Here is a layout of how a performance-based firing should go:

1.  Before disciplining. There should be a policy already in place for how discipline and termination should take place. This will ensure that you are consistent when an issue comes up.

2.  90 days out. As early as 90 days before the termination, under-performing employees should have been told what they were doing wrong and how they should have corrected it. Rather than a lecture, this should be a conversation where they weigh in on how the behavior can be corrected.”When they set their own goals, and they don’t do it, it makes for an easier termination,” says Steve Roppolo, managing partner at Fisher & Phillips LLP’s Houston office.

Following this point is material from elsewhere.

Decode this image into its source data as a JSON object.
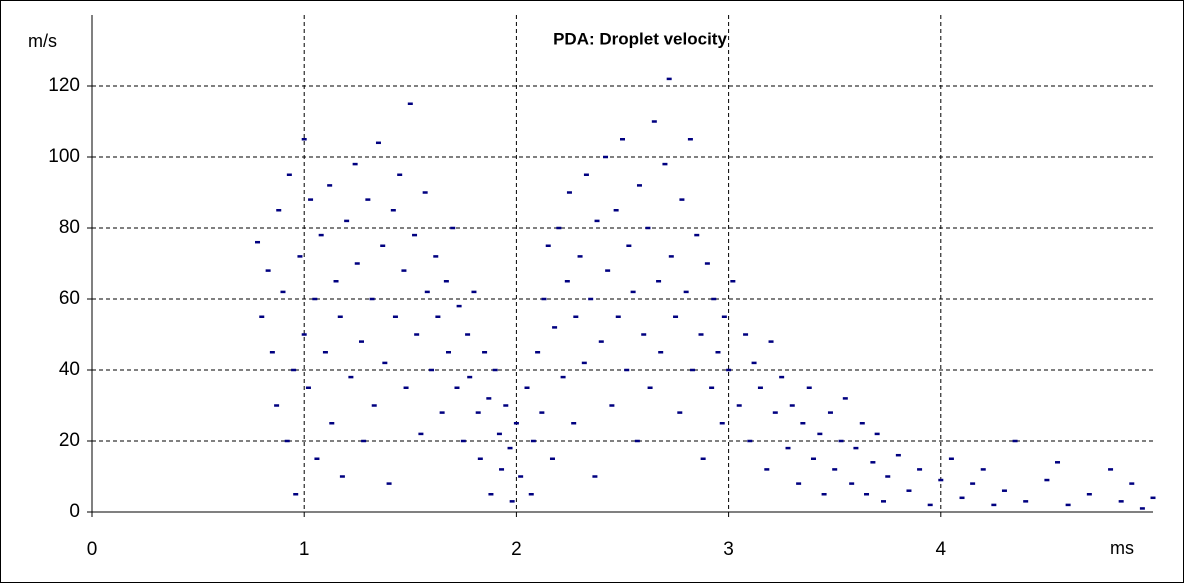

A date for a follow-up session should be given during this session. Make sure the meeting is documented. Documentation can be as simple as handwritten notes in a notebook, if only to remind you how you handled a situation. It doesn’t hurt to send a follow-up e-mail on plans of action and have the employees sign a document saying they attended the meeting, even if they sign at the bottom that they don’t agree with the decision.

3.  60 days out. Thirty days later, hold a follow-up meeting. Don’t put it off. Make sure you document and have employees sign that they attended the meeting. Give them specific feedback on how they’re doing. If results are mixed, share with them what they’re doing right, as well as what they’re doing wrong.

4.  The final notice. By the time you’re here, you should have given fair, repeated warning that their behavior is unacceptable, says Mary Hladio, founder and CEO of Cincinnati-based Ember Carriers Leadership Group. You’ll want to follow the same procedure: specific feedback, document, and a signature. Tell employees that this is their final warning and that performance must improve immediately.

“You want it to be close to the termination. You don’t want it to be six months out,” says Roppolo. “It should be enough time to improve performance, about 30 days.”

5.  Termination. By now, you should have clearly documented what you did to help under-performing employees improve. In the case of performance, termination shouldn’t be a surprise.”If it is, you haven’t been working with them,” Roppolo says.